[Phylobase-devl] prune/subset questions
Ben Bolker
bolker at ufl.edu
Wed Sep 2 14:25:09 CEST 2009
Jim Regetz wrote:
> Some follow-up...
>
> Jim Regetz wrote:
>> Hi all,
>>
>> As far as I can tell, the new phylo4 prune method I've written is
>> working just fine, and supports both trim.internal=TRUE and
>> trim.internal=FALSE. It only does subtree=FALSE, more on that below.
>
> I just committed this. It is currently a prune method (for consistency
> with previous organization), but as mentioned below I would prefer to
> migrate it into the subset method.
>
>> Some questions for the group:
>>
>> 1. Is there a compelling reason to keep both subset *and* prune methods?

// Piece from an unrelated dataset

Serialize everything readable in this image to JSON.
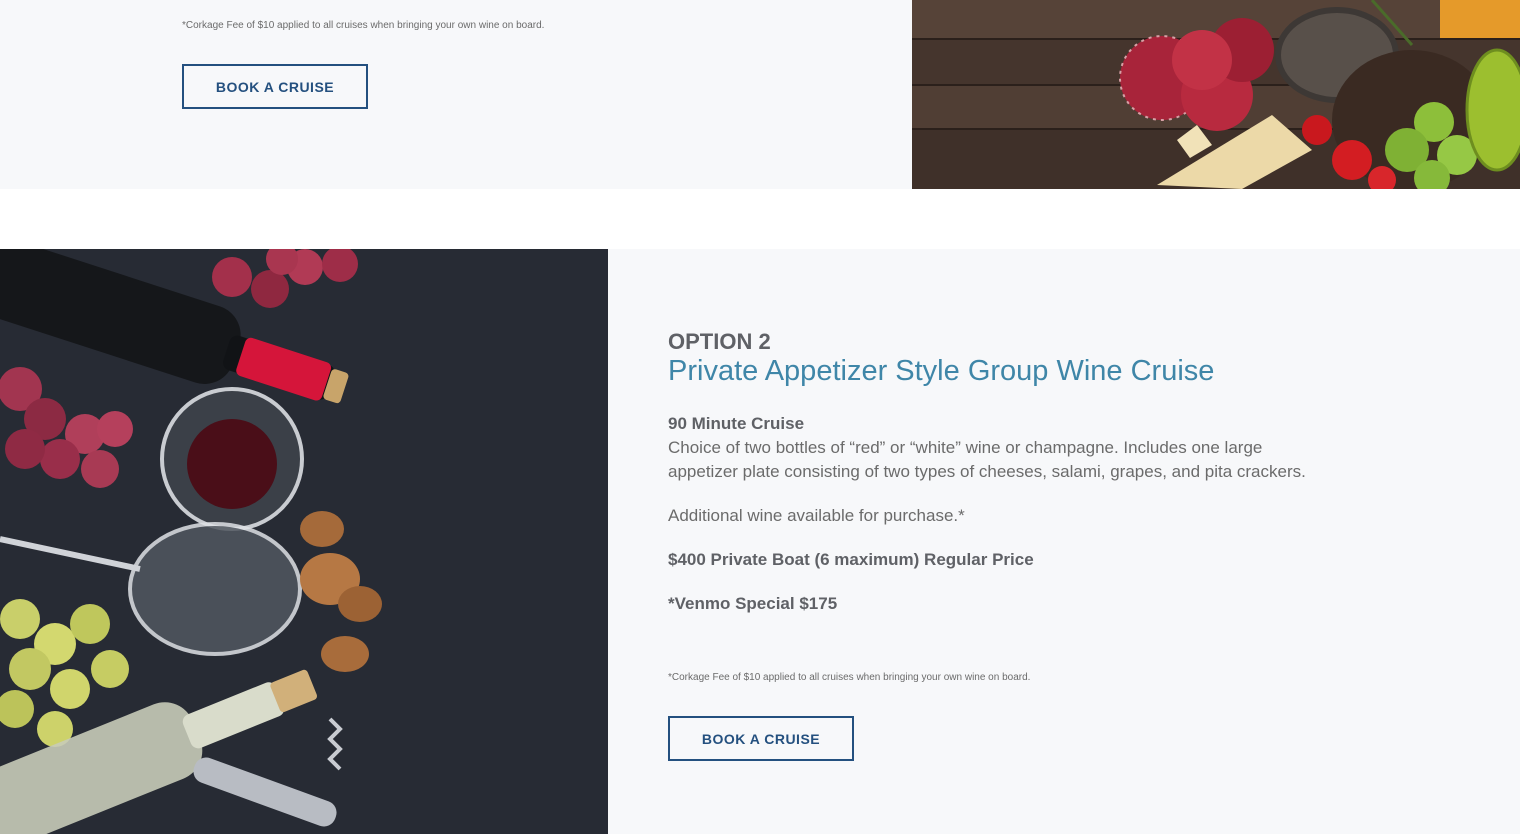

>> Or is this just a historical artifact? I think the only differences are:
>> (1) you can only pass the trim.internal and subtree arguments to prune,
>> but not subset, and (2) subset accepts tips.include, tips.exclude, mrca,
>> and node.subtree, whereas prune only does tips.exclude. Why not just
>> expose trim.internal and subtree (if desired) via the subset methods,
>> and eliminate prune? Or if someone really wants a prune function, it can
>> simply be an inflexible wrapper for subset, only accepting tips.exclude.
>
> I am increasingly inclined to drop prune as a formal method, making
> subset (and associated "[" extraction) the sole interface to this
> functionality.
>
> Objections?
OK with me.
>
> Going a step further, should we drop all the ape-based phylo subsetting
> methods (including pruning and tip dropping)? Seems like ape
> import/export are a sufficient link; maintaining additional coupling
> through wrapper functions will mean duplication -- and maintenance -- of
> code and documentation, which could become a headache as both phylobase
> and ape continue to evolve.
Yes, if we can.
>
>> 2. Do we need/want to support a subtree=TRUE option? I haven't worked on
>> this at all. For what it's worth, even using the current ape-based
>> subset method, this option unreliable for phylo4(d):
>>
>> require(phylobase)
>> data(geospiza)
>> geotree <- extractTree(geospiza)
>> prune(geotree, c(1,3), subtree=TRUE)
>> ## Error in checkTree(object) : All labels must be unique
>> ## In addition: Warning message:
>> ## In asMethod(object) : trees with unknown order may be unsafe in ape
>>
>> Here it's because the resulting tree would have two tip labels called
>> "[1_tips]". Anyway, I would be happy with leaving subtree as a future
>> feature possibility for now.
Also fine with me.
>
> Still not done. Currently, if you use subtree=TRUE, you get routed
> through phylo coercion and ape::drop.tip, as before. Of course, this
> won't be possible any longer if we drop ape-based subsetting altogether.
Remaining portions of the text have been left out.